Why Your Business Credit Profile Matters

If your business credit is in poor condition, you’re likely to find it difficult to accomplish a number of things that are crucial to the success of any business of any size. A strong business credit profile isn’t just there to help you get a loan when you need one. Your business credit profile also plays a role in how customers/clients perceive you.

Not surprisingly, a strong business credit profile is going to look very attractive to customers, investors, or even potential employees you are pursuing.

You can get a loan with poor credit. However, by taking steps to improve your business credit score, you can get a much better loan with a strong credit profile.

8 Ways To Improve Your Business Credit Score

With so many factors that influence the running of your business, it can be easy to neglect your business credit score. To that end, here are 8 proven ways to improve your business credit score from Steven Millstein of CreditZeal.

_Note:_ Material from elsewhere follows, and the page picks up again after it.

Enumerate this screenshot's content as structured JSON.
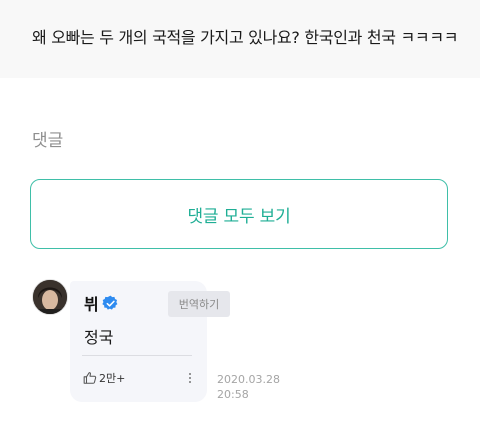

  1. Pay Your Bills on Time: This is right at the top of our list for a reason. Late payments are going to run your business credit score ragged. Keeping up good practices with paying your bills on time will not only maintain a good business credit score, but it will also ensure a good relationship with creditors.
  2. Keep Your Info Up-To-Date With All 3 Credit Bureaus: Dun and Bradstreet, Experian and Equifax are perhaps the three most noted credit bureaus currently in existence. It is definitely in the best interests of your business to keep your information current with all of them.
  3. Only Deal With Lenders Who Report To Credit Bureaus: Building business credit can involve borrowing money from lenders, and then making your payments back to those lenders on time. However, if the lenders aren’t reporting to the credit bureaus, making your payments early or on-time isn’t going to do much good for your business. A lender who reports to bureaus is far more reliable than one who doesn’t. Make sure you know for certain, in terms of who you are dealing with.
  4. File Everything On Time: By “everything”, we are talking about your annual returns and financial accounts. Filing late on anything of these things can cause a number of problems. Fines can begin to fall, and these can pile up rather quickly. Businesses that fail to file their returns and accounts in a timely fashion are often businesses that collapse, long before they even begin to realize their full potential.
  5. Clean Public Records: Your business credit report is going to include a lot of important things. One such element includes any bankruptcies, judgements, or liens. Court rulings are a form of judgments. If you come out on the losing end of a debt collection lawsuit, this is going to impact your credit rating in some form or another. A lien refers to the rights of a creditor to seize upon your property, unless you pay up a certain owed amount. All of these things can wind up on your business credit report, and all of them can make it difficult to do business.
  6. Increasing Your Credit Limit: Approximately six months after opening your credit account, you can put in a request to have that credit limit increased. This can be problematic, if you don’t know how to manage your finances. However, if you do, you can lower your credit utilization ratio. This can be a good thing for your business credit score.
  7. Your Business Credit Score: You can check your business credit score at any time through a variety of different sources. This is invaluable information. It can give you a clear idea of how things stand in the present, and it can show you in no uncertain terms what you will need to do for the future.
  8. Your Suppliers: One more solid method for improving your business credit score involves making sure things are just fine with your suppliers. By maintaining an awareness of the credit positions of your suppliers, you will avoid the potential nightmare of one of these suppliers going bust, and leaving you to clean up the mess.

Your business credit score is at the centre of your business. Take good care of that score, and it will take good care of you.